The answer to this comes later in the Gospel. What we see now is that even those whom God loves best need to trust him — and sometimes that isn’t easy. In accepting Jesus as Savior we have to accept what he came — and did not come — to save us from. Even John the Baptizer had to learn this (see the Third Sunday of Advent). God wants us to trust that he is “with us” no matter what happens. We experience his presence in our steadfast faith, hope and love, if only we “fear the Lord and walk in his ways.

Words made flesh:

Colossians 3: 12-21 shows us how people can affect each other most deeply in family life and in the Christian community. Paul urges all the members to embody the virtues of Jesus in action: “compassion, kindness, humility, gentleness, patience….” Above all he urges us to express love in everything we do, since love shows appreciation for all that is good.

If we live by the values of Christ, the fruit of this will be evident, experienced peace — in our hearts, in our homes, in our communities. Peace is the fruit and proof of love. Christ calls us to peace.

But for this to happen, we have to “put on the Lord Jesus Christ” (Romans 13:14) and “let the same mind be in us that was in Christ Jesus” (Philippians 2:5). In the Scriptures that record Jesus’ life and explain his teaching, we find the pure Light of the world, untainted by darkness. In his actions we see the divine Word of God expressing himself without distortion in our world. We have to go to this well and drink from it, the source of life-giving water.

We can do this because Jesus is “Emmanuel: God-with-us” in another way, in addition to his presence in others. He is with us still in the Scriptures, in which the Church recognizes a “real presence” of the living God. The bishops wrote in the second Vatican Council: “The Church has always venerated the divine Scriptures just as she venerates the body of the Lord, since, especially in the sacred liturgy, she unceasingly receives and offers to the faithful the bread of life from the table both of God’s word and of Christ’s body…. For in the sacred books, the Father who is in heaven meets his children with great love and speaks with them” (Vatican II on Divine Revelation, no. 21).

So, to make Christ present among us, St. Paul urges, “Let the word of Christ dwell in you richly; teach and admonish one another in all wisdom; and with gratitude in your hearts sing psalms, hymns, and spiritual songs to God.” For Jesus to be “Emmanuel,” recognizable in us, in our words and actions, we have to fill our minds with his words and nourish our hearts with his example.

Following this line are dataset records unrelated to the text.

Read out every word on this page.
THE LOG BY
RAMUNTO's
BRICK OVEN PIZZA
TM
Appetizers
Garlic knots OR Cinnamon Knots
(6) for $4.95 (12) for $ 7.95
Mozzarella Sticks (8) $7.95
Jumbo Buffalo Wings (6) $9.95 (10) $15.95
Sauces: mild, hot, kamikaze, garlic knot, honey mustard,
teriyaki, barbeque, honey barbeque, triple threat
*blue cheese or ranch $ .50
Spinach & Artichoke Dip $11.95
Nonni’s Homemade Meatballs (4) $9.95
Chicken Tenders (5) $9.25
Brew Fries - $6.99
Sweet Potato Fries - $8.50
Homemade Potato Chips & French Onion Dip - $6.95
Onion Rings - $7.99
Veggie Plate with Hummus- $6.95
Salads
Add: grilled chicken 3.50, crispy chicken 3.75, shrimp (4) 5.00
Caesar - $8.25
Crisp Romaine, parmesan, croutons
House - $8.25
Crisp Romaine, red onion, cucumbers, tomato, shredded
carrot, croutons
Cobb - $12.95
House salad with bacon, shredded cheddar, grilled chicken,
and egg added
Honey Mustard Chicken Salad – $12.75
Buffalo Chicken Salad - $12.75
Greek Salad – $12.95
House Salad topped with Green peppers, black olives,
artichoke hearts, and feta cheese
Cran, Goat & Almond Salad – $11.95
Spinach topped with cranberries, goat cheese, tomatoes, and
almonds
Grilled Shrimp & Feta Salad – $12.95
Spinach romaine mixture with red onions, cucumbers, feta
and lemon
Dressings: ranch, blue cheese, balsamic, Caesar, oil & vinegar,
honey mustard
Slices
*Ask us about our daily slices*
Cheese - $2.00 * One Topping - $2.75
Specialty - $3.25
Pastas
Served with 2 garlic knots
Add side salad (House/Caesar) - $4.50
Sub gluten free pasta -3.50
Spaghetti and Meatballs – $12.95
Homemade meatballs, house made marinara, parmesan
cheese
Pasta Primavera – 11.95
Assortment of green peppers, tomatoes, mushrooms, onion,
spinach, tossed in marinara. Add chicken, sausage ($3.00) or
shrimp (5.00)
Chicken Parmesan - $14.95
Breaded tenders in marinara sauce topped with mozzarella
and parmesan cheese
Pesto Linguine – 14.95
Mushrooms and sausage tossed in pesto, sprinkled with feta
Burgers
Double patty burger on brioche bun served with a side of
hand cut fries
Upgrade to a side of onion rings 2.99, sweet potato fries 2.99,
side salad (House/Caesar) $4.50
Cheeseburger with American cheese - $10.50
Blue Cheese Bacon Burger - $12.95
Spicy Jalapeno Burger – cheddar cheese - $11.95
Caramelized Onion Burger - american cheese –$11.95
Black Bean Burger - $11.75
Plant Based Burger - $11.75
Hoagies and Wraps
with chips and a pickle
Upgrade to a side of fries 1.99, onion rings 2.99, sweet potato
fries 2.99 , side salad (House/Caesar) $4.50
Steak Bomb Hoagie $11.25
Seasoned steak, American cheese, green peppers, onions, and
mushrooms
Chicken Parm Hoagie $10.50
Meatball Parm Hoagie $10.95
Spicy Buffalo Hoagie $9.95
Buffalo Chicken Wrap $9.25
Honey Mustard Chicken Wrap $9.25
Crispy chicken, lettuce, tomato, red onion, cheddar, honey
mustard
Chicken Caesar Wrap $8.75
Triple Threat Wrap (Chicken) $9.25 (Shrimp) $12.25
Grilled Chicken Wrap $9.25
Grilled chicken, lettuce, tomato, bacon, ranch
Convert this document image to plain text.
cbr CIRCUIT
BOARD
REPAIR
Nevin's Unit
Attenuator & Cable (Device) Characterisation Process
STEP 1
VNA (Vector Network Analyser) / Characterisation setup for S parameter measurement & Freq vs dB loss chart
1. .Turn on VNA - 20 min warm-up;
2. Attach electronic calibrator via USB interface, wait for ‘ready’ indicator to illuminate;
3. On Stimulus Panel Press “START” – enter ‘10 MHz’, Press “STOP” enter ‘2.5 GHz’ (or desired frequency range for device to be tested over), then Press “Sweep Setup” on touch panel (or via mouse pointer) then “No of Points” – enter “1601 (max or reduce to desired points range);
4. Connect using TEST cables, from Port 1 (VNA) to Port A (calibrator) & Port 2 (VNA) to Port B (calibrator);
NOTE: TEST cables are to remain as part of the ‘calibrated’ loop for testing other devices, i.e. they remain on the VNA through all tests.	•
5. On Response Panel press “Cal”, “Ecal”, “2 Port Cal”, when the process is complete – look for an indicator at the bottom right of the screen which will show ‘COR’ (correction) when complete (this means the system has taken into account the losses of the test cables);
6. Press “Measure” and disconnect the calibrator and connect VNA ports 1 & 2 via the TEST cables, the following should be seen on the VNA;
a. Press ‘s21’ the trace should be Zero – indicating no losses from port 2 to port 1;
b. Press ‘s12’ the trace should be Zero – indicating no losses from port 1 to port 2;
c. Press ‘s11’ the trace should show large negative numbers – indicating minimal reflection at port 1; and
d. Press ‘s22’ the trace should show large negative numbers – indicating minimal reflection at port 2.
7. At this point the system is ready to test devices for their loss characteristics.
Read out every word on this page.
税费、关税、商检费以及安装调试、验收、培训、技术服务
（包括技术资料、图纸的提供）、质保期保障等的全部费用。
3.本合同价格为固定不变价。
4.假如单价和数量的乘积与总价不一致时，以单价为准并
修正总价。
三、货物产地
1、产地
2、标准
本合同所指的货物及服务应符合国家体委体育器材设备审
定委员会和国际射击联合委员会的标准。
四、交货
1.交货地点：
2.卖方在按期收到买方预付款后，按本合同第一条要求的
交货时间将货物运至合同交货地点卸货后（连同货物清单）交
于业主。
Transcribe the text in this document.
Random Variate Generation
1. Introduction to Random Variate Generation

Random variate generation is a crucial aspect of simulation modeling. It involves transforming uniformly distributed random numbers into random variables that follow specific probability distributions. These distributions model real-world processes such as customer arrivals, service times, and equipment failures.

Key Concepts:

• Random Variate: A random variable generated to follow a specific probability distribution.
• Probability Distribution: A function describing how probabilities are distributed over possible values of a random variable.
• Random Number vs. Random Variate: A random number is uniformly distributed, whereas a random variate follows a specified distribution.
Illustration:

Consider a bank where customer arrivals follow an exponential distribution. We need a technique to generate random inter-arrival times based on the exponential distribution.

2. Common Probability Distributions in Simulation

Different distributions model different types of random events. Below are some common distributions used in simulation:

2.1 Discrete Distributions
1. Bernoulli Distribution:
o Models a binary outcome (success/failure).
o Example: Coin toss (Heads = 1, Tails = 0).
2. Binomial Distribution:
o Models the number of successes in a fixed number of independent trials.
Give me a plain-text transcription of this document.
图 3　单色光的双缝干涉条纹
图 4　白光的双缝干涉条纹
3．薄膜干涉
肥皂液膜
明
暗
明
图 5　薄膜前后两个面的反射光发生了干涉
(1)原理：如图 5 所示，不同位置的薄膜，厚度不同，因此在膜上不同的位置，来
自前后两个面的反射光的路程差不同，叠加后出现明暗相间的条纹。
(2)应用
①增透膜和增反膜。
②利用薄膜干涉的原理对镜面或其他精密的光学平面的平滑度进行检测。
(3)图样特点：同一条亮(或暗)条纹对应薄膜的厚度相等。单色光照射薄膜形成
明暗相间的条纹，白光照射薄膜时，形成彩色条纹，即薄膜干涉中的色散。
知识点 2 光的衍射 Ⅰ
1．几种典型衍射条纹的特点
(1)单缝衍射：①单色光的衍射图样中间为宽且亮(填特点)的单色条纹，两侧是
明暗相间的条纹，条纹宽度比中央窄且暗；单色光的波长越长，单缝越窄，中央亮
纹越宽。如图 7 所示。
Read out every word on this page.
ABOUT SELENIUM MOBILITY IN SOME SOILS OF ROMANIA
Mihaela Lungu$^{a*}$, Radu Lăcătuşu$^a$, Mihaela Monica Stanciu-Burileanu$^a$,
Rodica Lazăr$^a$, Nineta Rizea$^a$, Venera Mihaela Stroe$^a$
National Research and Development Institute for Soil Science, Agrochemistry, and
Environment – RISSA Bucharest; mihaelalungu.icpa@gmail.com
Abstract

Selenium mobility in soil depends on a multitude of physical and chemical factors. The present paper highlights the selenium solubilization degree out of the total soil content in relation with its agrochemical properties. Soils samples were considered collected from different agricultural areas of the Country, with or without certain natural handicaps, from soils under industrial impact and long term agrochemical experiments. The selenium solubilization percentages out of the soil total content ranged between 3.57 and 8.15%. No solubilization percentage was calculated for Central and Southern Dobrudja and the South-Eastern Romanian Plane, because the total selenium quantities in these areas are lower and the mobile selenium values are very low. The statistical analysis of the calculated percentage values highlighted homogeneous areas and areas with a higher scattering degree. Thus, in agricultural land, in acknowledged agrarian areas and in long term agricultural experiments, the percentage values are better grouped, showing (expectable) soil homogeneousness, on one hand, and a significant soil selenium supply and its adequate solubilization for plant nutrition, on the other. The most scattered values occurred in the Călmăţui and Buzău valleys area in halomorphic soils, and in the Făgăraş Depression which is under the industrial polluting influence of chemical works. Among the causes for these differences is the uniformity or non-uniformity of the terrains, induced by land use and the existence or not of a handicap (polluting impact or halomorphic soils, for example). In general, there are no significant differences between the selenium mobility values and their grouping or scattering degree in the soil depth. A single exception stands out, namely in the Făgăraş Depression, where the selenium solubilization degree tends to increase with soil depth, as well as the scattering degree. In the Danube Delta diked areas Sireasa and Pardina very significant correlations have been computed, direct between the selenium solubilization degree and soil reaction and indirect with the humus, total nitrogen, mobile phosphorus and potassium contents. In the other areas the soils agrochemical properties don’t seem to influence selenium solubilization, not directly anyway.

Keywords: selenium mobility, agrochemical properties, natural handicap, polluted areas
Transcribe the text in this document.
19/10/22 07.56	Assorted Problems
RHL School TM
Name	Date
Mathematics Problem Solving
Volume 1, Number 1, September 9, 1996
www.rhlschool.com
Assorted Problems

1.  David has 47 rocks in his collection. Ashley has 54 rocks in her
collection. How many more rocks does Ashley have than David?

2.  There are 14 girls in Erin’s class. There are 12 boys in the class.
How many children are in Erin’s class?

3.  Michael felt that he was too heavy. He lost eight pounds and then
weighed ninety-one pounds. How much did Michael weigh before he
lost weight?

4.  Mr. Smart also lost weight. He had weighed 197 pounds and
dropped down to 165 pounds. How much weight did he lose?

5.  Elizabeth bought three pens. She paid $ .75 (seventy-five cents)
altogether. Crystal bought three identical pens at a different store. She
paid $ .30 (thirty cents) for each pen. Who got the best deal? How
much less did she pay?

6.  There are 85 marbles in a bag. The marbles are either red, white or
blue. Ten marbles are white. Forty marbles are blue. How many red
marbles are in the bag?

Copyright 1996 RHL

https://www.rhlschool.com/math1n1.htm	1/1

If we read Scripture and worship together in our homes, we will say from lived experience, “Blessed are those who fear the Lord and walk in his ways.

Insight

In how many human ways do I interact with Jesus? What ways are open to me? Can I interact with him in all the ways I interact with my family and friends?

Initiative:


Seek to experience Jesus dealing with you in every human way — through his words, sacraments, and members of his body — so that when you feel the trial of his absence you will be able to find him in pure faith, pure hope, pure love.